A Pytorch Deep Deterministic Policy Gradient (DDPG) actor/critic approach was trained to solve the environment with two agents.

In PyTorch, the neural network layers are defined in the init function and the forward pass is defined in the forward function, which is invoked automatically when the class is called.

Two networks were defined, namely an Actor and a Critic.

The Actor maps states to a deterministic action. There are two hidden layers (128 fully connected nodes). The output activation function is tanh as the output values vary between -1 and 1.

The Critic takes the Actor's action and uses it for training (used in action value function). There are two hidden layers (128 fully connected nodes). The output activation function is ReLU as the output values needs to be positive.
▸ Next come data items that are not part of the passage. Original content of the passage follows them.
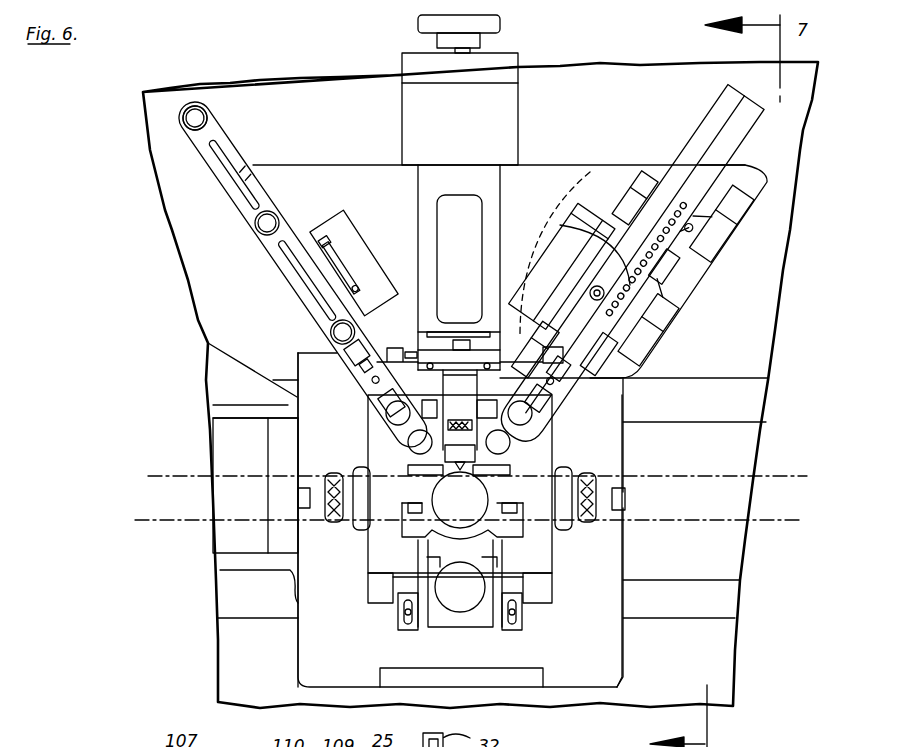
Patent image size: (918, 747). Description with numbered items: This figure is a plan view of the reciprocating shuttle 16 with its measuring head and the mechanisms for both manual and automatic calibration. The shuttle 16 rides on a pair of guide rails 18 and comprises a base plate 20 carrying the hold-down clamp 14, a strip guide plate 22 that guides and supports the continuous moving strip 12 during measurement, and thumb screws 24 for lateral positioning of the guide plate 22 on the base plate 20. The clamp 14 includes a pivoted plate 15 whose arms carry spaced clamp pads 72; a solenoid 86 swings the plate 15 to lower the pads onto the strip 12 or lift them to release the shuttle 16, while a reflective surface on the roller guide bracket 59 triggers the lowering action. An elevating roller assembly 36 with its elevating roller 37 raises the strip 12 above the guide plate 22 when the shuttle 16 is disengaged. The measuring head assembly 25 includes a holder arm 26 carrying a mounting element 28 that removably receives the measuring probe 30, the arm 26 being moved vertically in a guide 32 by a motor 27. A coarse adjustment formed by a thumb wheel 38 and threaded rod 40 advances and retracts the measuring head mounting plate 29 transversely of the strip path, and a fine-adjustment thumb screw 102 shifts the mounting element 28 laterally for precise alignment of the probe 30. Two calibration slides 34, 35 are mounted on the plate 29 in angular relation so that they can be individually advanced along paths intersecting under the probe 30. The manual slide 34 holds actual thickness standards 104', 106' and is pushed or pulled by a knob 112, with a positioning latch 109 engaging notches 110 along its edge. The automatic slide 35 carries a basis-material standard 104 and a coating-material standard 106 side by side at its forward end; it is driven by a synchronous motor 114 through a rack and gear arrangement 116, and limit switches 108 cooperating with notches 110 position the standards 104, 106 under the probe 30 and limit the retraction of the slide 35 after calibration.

The continuous moving strip 12 is at (158, 470).
The hold-down clamp 14 is at (450, 640).
The pivoted plate 15 is at (462, 565).
The reciprocating shuttle 16 is at (284, 168).
The guide rails 18 is at (745, 380).
The base plate 20 is at (310, 637).
The strip guide plate 22 is at (368, 565).
The thumb screws 24 is at (320, 522).
The measuring head assembly 25 is at (393, 250).
The holder arm 26 is at (540, 393).
The motor 27 is at (480, 196).
The mounting element 28 is at (482, 492).
The measuring head mounting plate 29 is at (612, 165).
The measuring probe 30 is at (460, 500).
The guide 32 is at (440, 350).
The manual calibration slide 34 is at (170, 148).
The automatic calibration slide 35 is at (745, 122).
The elevating roller assembly 36 is at (212, 396).
The elevating roller 37 is at (270, 435).
The thumb wheel 38 is at (418, 23).
The threaded rod 40 is at (455, 57).
The roller guide bracket 59 is at (523, 677).
The clamp pads 72 is at (402, 512).
The solenoid 86 is at (460, 587).
The thumb screw 102 is at (447, 386).
The standard 104 is at (546, 439).
The thickness standard 104' is at (370, 442).
The standard 106 is at (557, 413).
The thickness standard 106' is at (359, 412).
The limit switches 108 is at (718, 247).
The positioning latch 109 is at (362, 222).
The notches 110 is at (313, 196).
The knob 112 is at (183, 118).
The synchronous motor 114 is at (545, 235).
The rack and gear arrangement 116 is at (640, 296).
My original implementation resulted in unstable/ineffective early training which eventually converged in 1551 episodes. I then implemented Batch Normalization which is a method used to make training of neural networks faster and more stable through normalization of the layers' inputs by re-centering and re-scaling values. With Batch Normalization in place after layer activation, the environment was solved in just 700 episodes.

The observation space consists of 8 variables corresponding to the position and velocity of the ball and racket. Each agent receives its own, local observation.  Two continuous actions are available, corresponding to movement toward (or away from) the net, and jumping.
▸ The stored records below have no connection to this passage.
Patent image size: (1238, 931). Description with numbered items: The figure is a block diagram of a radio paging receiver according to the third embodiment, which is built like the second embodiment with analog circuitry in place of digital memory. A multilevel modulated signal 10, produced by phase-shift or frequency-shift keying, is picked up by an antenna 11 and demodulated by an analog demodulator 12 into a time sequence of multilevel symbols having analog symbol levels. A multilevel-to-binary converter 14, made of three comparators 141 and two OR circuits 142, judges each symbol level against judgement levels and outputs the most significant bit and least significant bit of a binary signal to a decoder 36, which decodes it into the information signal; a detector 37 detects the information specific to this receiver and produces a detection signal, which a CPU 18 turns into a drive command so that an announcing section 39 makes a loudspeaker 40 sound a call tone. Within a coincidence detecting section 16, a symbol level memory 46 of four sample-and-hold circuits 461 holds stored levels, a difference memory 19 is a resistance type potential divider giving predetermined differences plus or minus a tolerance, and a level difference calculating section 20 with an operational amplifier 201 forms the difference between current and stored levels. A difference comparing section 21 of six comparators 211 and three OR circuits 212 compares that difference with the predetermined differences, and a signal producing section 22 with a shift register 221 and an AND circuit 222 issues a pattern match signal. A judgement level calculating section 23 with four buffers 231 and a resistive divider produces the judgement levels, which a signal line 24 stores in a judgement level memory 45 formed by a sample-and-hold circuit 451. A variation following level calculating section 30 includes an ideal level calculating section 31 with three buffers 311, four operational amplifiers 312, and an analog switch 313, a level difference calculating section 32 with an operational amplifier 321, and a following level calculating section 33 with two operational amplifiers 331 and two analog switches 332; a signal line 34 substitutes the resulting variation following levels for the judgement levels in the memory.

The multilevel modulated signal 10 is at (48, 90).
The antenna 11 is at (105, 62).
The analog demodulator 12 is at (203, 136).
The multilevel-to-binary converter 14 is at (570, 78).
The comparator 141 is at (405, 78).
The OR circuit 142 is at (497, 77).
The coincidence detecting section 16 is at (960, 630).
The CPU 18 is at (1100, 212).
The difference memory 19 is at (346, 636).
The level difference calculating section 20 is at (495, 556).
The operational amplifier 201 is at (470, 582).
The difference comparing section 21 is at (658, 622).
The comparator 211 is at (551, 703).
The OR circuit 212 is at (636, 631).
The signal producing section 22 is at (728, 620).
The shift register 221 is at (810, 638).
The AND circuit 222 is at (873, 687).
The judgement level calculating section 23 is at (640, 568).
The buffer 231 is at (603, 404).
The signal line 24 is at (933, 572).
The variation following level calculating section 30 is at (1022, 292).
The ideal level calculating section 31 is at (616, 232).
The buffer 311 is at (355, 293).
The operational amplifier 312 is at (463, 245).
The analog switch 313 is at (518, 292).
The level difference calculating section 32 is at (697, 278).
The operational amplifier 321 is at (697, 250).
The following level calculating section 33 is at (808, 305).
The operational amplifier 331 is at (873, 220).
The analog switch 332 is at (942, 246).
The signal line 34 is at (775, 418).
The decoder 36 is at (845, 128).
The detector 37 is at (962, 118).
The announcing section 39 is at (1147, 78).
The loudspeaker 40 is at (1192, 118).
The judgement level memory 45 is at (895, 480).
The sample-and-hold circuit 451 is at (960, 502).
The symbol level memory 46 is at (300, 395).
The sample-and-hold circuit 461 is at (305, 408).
An agent class is defined that interacts with the environment and updates both networks. This environment includes 2 agents.

Noise was used to balance exploration vs. exploitation when selecting each of the agents' action values.  A discount factor of 0.9 was used and a learning rate of 1e-3 was used for both networks.
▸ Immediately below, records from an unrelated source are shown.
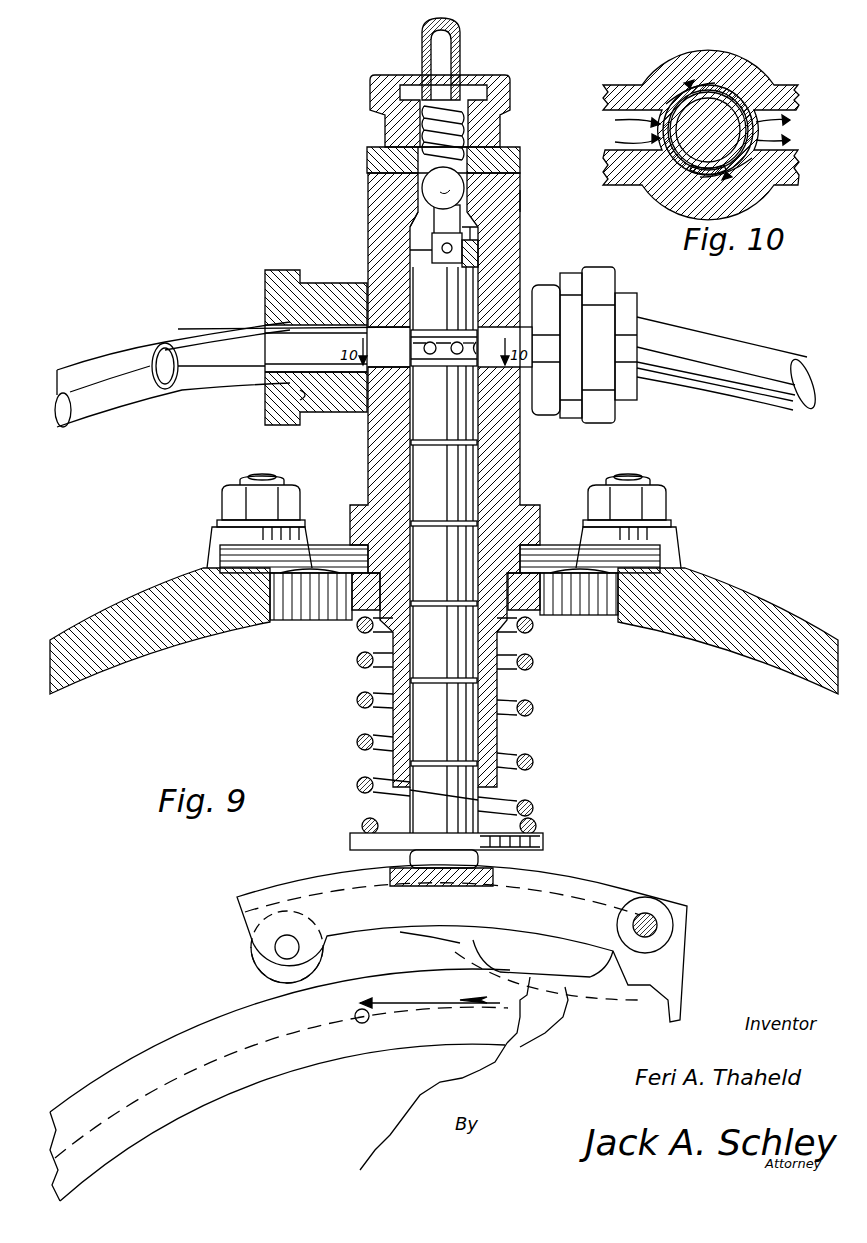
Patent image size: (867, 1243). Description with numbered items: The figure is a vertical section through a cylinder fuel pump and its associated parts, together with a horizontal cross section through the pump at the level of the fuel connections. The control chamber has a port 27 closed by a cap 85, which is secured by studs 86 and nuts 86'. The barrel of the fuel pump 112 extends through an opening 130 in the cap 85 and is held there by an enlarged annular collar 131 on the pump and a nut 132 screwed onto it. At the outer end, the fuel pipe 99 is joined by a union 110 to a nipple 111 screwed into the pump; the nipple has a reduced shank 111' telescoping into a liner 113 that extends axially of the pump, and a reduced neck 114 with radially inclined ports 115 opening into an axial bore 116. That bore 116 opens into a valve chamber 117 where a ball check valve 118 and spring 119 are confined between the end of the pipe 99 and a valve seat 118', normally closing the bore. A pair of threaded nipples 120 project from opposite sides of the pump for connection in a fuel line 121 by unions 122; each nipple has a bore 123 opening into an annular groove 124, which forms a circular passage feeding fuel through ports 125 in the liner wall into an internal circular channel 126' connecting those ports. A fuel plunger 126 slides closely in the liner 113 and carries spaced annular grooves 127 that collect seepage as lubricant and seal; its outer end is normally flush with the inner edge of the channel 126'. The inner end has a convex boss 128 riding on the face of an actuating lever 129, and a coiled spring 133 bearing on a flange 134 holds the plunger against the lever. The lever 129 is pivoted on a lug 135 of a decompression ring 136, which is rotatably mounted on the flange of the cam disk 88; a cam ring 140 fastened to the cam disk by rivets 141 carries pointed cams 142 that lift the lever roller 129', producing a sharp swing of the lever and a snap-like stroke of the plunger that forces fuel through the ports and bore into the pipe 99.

In FIG. 9, the fuel pipe 99 is at (460, 34).
In FIG. 9, the union 110 is at (498, 88).
In FIG. 9, the nipple 111 is at (461, 150).
In FIG. 9, the reduced shank 111' is at (520, 237).
In FIG. 9, the fuel pump 112 is at (512, 220).
In FIG. 10, the fuel pump 112 is at (660, 76).
In FIG. 9, the liner 113 is at (478, 326).
In FIG. 10, the liner 113 is at (708, 82).
In FIG. 9, the reduced neck 114 is at (418, 263).
In FIG. 9, the ports 115 is at (478, 258).
In FIG. 9, the axial bore 116 is at (513, 200).
In FIG. 9, the valve chamber 117 is at (428, 156).
In FIG. 9, the ball check valve 118 is at (391, 188).
In FIG. 9, the valve seat 118' is at (375, 229).
In FIG. 9, the spring 119 is at (420, 150).
In FIG. 9, the threaded nipples 120 is at (356, 398).
In FIG. 10, the threaded nipples 120 is at (628, 186).
In FIG. 9, the fuel line 121 is at (158, 333).
In FIG. 9, the unions 122 is at (272, 300).
In FIG. 9, the bore 123 is at (314, 342).
In FIG. 10, the bore 123 is at (790, 122).
In FIG. 9, the annular groove 124 is at (414, 364).
In FIG. 10, the annular groove 124 is at (728, 86).
In FIG. 9, the ports 125 is at (478, 348).
In FIG. 10, the ports 125 is at (738, 182).
In FIG. 9, the fuel plunger 126 is at (460, 550).
In FIG. 10, the fuel plunger 126 is at (708, 130).
In FIG. 9, the internal circular channel 126' is at (446, 327).
In FIG. 9, the annular grooves 127 is at (480, 443).
In FIG. 9, the convex boss 128 is at (492, 862).
In FIG. 9, the actuating lever 129 is at (462, 941).
In FIG. 9, the roller 129' is at (260, 947).
In FIG. 9, the opening 130 is at (350, 540).
In FIG. 9, the annular collar 131 is at (538, 506).
In FIG. 9, the nut 132 is at (524, 594).
In FIG. 9, the coiled spring 133 is at (534, 760).
In FIG. 9, the flange 134 is at (546, 842).
In FIG. 9, the lug 135 is at (690, 912).
In FIG. 9, the decompression ring 136 is at (568, 985).
In FIG. 9, the cam ring 140 is at (210, 1085).
In FIG. 9, the rivets 141 is at (360, 1024).
In FIG. 9, the cams 142 is at (490, 945).
In FIG. 9, the cap 85 is at (650, 548).
In FIG. 9, the studs 86 is at (457, 470).
In FIG. 9, the nuts 86' is at (447, 526).
In FIG. 9, the port 27 is at (300, 612).
In FIG. 9, the cam disk 88 is at (470, 1068).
Experiences from each agent are shared and added to the replay memory as actions are taken. Every time step, the network will sample actions from this replay memory as long as the size of the memory has reached 256 samples. These samples will be used to update the network. A soft update startegy is used (using hyperparameter TAU) to slowly blend the regular network weights (training network) with the target network weights (the one we are using for prediction to stabilize training).

# Plot of Rewards

## Without Batch Normalization
![Scores Plot](./Scores_Per_Episode_No_Batch_Norm.png)

## With Batch Normalization
![Scores Plot](./Scores_Per_Episode.png)

The task is episodic, and in order to solve the environment, your agents must get an average score of +0.5 (over 100 consecutive episodes, after taking the maximum over both agents).

- After each episode, we add up the rewards that each agent received (without discounting), to get a score for each agent. This yields 2 (potentially different) scores. We then take the maximum of these 2 scores.
- This yields a single **score** for each episode.

The environment is considered solved, when the average (over 100 episodes) of those scores is at least +0.5. My environment was solved in 1551 episodes without Batch Normalization and in 700 episodes with Batch Normalization.

# Ideas For Future Work

Future work can consider the use of different combinations of Value and Policy Based Methods for continuous control tasks such as A2C or A3C.  Hyperparameter sweeps could also be used to improve the stability and speed of the training the standard DDPG used here.